Franziskus hat vor der Heiligen Nacht in der berühmten Sala Clementina im Apostolischen Palast verbal die Peitsche geschwungen, ähnlich wie Jesus dies gegen die schachernden Tempel-Verunreiniger ganz real getan hatte.

Franziskus geißelte sogar "Geisteskrankheiten", denn er benutzte Begriffe wie Schizophrenie und "Spirituelles Alzheimer", das in der Kurie grassiere. Der Herr in Weiß diagnostizierte zudem Arroganz, Unfähigkeit zur Selbstkritik, Karrieresucht, Hartherzigkeit, die Eitelkeiten mit "selbst konstruierten Glaubensüberzeugungen".

Etwa 50 Kardinäle, darunter auch die nicht dem Franziskus-Fanclub angehörenden deutschen Traditionalisten Joachim Meisner und Paul Joseph Cordes, schauten verlegen, entsetzt oder verstört drein. Ebenso die vielen bischöflichen und erzbischöflichen Mitarbeiter der Kurie. Allein am Rand sitzende Vatikan-Laien wie Ärzte, Polizisten, Schweizergardisten durften nach der denkwürdigen "Kaltwasserbehandlung" den Fresken-Prachtsaal in dem Gefühl verlassen haben, sie habe der "Stellvertreter Christi" soeben nicht zuallererst gemeint.

Mit allen Würdenträgern und solchen, die sich dafür halten, pflegte Franziskus zum Abschiedsgruß eine kurze herzliche Unterhaltung; nicht so mit dem emeritierten Kurienkardinal Paul Josef Cordes.

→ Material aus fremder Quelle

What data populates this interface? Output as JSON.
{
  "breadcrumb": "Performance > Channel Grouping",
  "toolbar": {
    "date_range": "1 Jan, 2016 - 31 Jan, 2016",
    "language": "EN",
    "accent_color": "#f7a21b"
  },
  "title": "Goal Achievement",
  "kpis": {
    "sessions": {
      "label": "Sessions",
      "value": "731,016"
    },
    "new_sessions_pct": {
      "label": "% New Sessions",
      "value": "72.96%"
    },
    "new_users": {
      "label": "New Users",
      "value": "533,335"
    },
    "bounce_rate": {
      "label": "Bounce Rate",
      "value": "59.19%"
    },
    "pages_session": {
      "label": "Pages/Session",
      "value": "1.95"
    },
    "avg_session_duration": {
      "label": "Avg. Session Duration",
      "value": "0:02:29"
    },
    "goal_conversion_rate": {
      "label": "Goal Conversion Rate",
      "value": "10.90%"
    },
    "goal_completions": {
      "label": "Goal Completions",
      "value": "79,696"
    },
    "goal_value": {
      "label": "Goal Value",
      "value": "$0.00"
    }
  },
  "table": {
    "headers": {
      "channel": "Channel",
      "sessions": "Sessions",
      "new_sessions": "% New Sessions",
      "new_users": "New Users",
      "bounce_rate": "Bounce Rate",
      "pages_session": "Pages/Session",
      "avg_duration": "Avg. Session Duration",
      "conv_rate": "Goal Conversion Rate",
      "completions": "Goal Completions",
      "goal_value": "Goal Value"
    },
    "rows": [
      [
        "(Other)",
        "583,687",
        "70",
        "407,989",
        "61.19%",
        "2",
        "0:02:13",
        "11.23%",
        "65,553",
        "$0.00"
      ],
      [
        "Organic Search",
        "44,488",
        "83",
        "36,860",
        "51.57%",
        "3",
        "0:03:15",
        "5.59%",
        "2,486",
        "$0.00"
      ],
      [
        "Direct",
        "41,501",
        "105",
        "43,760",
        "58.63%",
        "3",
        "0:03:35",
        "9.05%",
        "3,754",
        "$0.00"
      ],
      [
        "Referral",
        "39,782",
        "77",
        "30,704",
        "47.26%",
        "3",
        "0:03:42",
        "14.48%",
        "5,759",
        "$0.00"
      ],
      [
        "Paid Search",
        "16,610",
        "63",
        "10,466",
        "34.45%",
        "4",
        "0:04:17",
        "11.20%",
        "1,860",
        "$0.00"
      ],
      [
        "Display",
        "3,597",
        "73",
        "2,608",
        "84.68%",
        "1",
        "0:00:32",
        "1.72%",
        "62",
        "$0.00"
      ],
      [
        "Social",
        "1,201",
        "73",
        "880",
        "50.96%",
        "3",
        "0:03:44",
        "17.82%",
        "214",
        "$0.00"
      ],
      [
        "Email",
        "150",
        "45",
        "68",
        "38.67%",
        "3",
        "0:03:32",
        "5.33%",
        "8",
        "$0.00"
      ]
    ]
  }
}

Der hatte zum Entsetzen vieler seiner Mitbrüder neulich einem Besucher seine Abneigung gegen den Papst so offenbart: "Es hätte schlimmer kommen können." Ein Vatikan-Intimus meinte dazu, Cordes sei wenigstens ehrlich, andere Traditionalisten in Purpur und Violett dächten genau abschätzig wie der Deutsche über den "Tango"-Theologen auf dem Stuhl Petri, sagten es jedoch nach vatikanischer Sitte nur hinter zwei vorgehaltenen Händen.

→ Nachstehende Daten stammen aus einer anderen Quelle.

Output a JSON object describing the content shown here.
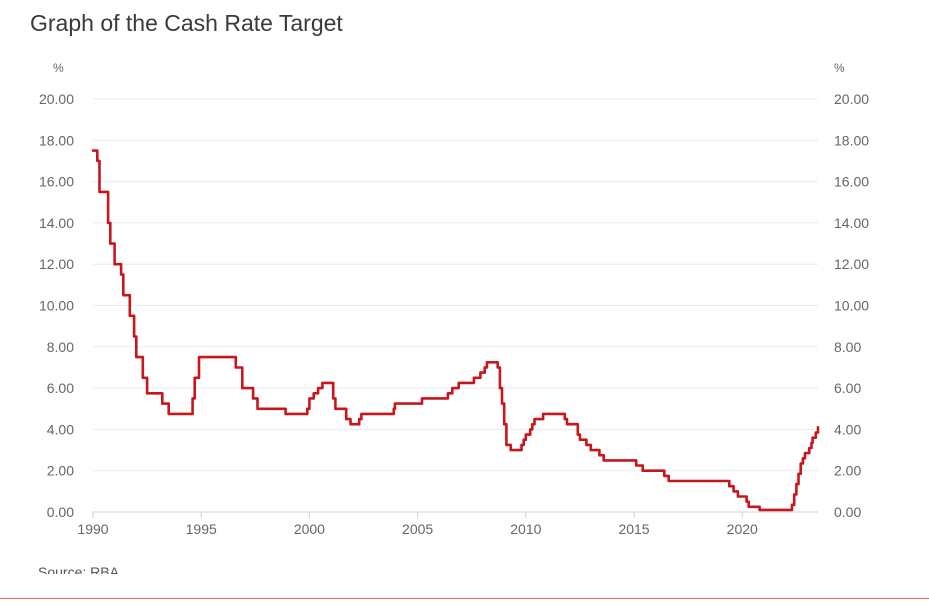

Manche, die dabei waren in der Sala Clementina und es gut meinen mit Franziskus, seufzten hernach: "Er geht mit dieser Gardinenpredigt ein hohes Risiko ein." Der Kreis der Widerständler, die den noch unvollendeten Reformer "vom anderen Ende der Welt" für einen Irrtum des Heiligen Geistes halten, dürfte damit nicht kleiner geworden sein.